“How we spend our days is, of course, how we spend our lives.” Annie Dillard
Is it actually true that our career is just one-eighth of our lives? It is according to this article in The Atlantic from 2022. According to Industrial-Organizational Psychologist Andrew Naber, we actually spend a third of our lives at work, which begs the question, “What is work?” Does it including paid jobs, volunteer jobs, household jobs? If so then – yes – I for one have spent at least a third of my life at work.
I taught a church class called The Meaning of Life several years ago, which was requested by a group of DC area workaholics and we didn’t come away agreeing with any one meaning, but there were familiar suggestions:
- To love God and enjoy God forever. (Westminster Shorter Catechism)
- To love God and your neighbor as yourself. (The Great Commandment according to Jesus)
- To achieve your own happiness. (Ayn Rand)
- “Ultimately, man should not ask what the meaning of his life is, but rather must recognize that it is he who is asked. In a word, each man is questioned by life; and he can only answer to life by answering for his own life; to life he can only respond by being responsible.” (Victor Frankl.
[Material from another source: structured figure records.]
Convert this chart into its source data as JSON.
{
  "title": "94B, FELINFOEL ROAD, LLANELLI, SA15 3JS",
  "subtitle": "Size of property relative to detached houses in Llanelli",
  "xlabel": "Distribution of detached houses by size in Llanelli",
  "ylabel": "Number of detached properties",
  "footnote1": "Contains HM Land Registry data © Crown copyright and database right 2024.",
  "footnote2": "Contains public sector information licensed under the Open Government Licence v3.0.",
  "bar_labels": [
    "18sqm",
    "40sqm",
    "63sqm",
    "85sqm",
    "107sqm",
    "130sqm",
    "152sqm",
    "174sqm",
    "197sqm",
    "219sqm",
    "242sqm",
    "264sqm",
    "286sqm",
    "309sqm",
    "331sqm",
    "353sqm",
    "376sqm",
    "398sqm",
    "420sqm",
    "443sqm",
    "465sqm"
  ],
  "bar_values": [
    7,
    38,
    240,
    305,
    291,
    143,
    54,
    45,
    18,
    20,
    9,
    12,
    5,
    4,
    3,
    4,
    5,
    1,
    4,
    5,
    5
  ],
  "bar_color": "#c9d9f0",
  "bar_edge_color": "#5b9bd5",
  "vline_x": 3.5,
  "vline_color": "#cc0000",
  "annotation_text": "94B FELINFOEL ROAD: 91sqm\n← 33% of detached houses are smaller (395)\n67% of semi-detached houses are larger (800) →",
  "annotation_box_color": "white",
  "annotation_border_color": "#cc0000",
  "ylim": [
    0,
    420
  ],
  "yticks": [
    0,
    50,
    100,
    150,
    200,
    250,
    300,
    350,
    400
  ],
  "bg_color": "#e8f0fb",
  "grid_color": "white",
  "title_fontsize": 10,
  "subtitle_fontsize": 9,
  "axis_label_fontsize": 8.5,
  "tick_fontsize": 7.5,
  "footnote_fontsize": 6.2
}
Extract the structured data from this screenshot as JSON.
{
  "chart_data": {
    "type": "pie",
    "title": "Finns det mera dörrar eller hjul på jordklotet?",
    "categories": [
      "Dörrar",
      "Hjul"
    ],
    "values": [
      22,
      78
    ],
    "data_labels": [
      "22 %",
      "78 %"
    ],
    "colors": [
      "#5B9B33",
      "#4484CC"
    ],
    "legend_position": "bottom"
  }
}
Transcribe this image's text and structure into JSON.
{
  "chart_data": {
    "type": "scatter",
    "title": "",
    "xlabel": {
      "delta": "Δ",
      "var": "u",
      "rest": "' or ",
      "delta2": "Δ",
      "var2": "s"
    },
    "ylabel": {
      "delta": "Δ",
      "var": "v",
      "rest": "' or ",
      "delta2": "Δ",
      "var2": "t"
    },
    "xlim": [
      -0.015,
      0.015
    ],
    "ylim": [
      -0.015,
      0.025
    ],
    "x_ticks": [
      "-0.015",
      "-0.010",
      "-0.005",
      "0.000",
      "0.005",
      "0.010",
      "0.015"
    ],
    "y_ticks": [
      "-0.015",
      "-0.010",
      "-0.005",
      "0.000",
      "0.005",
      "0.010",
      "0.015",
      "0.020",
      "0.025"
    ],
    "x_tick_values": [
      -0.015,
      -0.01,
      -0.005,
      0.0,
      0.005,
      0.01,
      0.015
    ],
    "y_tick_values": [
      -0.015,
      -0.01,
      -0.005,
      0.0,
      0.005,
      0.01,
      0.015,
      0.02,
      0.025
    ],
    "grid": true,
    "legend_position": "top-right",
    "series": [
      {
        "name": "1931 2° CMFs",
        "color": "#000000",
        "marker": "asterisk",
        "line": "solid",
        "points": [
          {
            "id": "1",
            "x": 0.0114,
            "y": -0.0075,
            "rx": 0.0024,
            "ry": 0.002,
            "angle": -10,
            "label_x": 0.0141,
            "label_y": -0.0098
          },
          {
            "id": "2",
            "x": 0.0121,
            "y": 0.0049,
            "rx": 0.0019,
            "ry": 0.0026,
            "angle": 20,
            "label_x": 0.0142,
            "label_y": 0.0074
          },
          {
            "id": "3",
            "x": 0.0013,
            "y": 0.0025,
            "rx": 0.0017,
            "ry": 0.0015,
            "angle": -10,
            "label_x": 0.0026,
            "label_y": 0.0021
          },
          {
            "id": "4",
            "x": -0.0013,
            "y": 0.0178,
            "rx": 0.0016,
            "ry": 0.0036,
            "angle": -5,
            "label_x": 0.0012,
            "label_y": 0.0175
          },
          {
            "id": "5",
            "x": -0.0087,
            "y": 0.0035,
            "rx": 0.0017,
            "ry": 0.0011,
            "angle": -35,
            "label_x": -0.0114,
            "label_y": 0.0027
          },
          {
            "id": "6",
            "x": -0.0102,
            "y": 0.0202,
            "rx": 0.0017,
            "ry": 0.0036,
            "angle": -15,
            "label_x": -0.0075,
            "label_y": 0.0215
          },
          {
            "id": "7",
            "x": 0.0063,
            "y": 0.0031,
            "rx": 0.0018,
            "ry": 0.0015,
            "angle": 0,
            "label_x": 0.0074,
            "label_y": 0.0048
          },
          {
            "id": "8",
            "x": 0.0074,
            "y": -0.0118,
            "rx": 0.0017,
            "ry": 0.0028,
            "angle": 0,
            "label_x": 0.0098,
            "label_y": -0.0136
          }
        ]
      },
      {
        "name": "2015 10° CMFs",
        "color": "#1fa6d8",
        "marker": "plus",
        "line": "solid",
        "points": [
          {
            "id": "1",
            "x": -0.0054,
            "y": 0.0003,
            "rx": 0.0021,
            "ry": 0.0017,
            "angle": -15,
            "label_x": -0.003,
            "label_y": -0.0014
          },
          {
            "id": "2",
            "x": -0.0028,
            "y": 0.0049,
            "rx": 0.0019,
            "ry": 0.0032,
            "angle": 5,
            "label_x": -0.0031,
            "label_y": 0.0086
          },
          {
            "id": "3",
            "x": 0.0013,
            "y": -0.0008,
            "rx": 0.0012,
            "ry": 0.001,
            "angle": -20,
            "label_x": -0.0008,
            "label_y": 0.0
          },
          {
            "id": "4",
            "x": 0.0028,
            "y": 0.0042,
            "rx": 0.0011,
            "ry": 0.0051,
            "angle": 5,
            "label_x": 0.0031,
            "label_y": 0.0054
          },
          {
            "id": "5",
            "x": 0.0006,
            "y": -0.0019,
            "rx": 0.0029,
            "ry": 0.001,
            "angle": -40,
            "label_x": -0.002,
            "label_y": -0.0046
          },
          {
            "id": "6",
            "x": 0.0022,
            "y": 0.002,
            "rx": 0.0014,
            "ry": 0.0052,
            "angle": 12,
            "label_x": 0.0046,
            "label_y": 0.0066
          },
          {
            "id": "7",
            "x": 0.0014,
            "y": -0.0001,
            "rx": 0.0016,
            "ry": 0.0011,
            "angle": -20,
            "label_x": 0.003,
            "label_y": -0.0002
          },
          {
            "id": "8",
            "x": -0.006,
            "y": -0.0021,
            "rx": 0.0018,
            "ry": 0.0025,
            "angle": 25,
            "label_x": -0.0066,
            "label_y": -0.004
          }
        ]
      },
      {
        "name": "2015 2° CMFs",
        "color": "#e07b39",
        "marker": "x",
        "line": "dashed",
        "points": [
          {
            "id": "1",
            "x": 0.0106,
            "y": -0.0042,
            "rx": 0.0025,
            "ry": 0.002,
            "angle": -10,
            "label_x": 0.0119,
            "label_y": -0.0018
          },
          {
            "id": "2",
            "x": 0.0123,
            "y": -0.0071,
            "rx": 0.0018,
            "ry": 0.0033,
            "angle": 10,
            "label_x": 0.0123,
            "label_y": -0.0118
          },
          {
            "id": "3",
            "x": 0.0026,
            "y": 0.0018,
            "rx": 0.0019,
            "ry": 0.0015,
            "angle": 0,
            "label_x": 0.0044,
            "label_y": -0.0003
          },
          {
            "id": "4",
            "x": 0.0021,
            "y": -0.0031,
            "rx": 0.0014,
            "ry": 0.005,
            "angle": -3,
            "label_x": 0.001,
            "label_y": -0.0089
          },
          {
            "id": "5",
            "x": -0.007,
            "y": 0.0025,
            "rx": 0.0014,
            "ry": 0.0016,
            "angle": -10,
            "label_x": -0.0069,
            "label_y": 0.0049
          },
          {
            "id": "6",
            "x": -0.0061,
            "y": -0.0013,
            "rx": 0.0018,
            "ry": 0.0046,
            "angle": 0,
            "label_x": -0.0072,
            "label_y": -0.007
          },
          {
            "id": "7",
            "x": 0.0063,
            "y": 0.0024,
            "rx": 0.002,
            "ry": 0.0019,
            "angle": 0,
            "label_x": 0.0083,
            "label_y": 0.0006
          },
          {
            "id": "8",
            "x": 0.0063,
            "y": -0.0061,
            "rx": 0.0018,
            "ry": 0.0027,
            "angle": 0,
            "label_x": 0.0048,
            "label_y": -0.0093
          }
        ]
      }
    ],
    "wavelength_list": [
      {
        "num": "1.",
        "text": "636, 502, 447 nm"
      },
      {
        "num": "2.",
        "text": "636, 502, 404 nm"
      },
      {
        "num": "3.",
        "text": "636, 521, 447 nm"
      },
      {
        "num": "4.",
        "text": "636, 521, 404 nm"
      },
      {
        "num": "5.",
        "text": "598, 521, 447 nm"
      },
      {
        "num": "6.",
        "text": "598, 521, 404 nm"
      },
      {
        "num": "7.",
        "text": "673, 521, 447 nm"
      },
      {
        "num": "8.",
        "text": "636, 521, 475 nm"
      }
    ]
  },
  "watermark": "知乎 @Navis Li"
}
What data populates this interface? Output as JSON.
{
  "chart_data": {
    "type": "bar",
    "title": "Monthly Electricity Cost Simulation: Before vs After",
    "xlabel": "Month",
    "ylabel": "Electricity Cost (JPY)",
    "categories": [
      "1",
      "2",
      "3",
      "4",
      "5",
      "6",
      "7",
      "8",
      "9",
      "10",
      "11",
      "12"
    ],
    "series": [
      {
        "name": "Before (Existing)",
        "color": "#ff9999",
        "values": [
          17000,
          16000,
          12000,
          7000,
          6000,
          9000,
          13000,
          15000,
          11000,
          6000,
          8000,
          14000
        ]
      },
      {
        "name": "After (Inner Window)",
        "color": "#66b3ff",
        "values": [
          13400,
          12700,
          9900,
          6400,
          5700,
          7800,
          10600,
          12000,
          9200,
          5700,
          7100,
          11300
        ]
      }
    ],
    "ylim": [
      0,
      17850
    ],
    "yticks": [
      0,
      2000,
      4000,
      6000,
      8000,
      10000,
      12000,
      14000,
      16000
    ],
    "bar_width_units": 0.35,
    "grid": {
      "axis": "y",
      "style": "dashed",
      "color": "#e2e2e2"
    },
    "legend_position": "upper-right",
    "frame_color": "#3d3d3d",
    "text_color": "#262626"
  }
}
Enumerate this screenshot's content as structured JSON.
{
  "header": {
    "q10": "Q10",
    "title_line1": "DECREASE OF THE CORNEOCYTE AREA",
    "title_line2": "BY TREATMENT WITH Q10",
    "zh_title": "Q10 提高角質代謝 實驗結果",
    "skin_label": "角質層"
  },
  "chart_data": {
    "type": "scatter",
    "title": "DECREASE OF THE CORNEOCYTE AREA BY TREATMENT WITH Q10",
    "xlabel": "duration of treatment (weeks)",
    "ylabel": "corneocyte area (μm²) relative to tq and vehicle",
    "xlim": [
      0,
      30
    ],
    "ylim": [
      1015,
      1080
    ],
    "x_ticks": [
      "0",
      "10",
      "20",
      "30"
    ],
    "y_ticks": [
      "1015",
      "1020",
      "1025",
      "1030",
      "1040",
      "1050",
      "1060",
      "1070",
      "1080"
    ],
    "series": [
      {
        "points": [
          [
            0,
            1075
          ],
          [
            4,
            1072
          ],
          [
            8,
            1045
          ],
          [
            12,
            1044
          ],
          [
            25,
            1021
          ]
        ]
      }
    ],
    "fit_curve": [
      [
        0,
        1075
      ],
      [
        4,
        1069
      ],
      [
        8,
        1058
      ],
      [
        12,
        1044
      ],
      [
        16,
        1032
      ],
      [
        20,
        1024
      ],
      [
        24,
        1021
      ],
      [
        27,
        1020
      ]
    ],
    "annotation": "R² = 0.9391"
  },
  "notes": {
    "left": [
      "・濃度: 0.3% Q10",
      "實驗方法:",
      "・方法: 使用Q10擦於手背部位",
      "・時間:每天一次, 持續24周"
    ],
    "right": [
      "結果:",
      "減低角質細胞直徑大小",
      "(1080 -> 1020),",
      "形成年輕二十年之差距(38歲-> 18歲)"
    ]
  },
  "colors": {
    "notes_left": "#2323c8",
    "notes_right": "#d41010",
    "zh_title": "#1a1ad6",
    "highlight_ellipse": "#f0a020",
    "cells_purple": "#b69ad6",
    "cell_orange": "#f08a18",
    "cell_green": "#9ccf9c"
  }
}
Please read this book.)

I only remember one assignment from The Meaning of Life Class. We had a conversation on the most important thing everyone did the day before. The answers included these:
- Comfort my daughter after a bully had called her names.
- Say bedtime prayers with my child after hearing about their day.
- Apologize to my sister.
- Solved the Middle East Crisis. (Joking. This was DC after all.)
- Finished a paper on Electricity in South Asia. (Again this was DC)
I confess before you and God that I have often privileged my work before anything else. We excuse this by naming what we do “a calling.” I’ve learned the hard way not to agree to officiate at a wedding the same weekend of your child’s birthday. (Although the wedding wasn’t happening during the birthday party, our child wanted a whole birthday weekend. I get it.) I also left a different child and our dog at the vet because worship was starting in 30 minutes.
There are too many examples.
And as my professional work life ends soon, my work will change and I’m not ready to identify what that work will be yet. Options include packing our home to move to live closer to one of our adult kids and getting more exercise. And re-reading Man’s Search for Meaning. I’m excited.
I also confess before you and God that I might have gotten a lump in my throat when I completed pension forms recently. Happy to retire. Never done it before.
I am drenched in the privilege of having countless moments of meaning in this life. I expect there will be many more after March 13, 2026.
And what about you? What brings meaning in your life?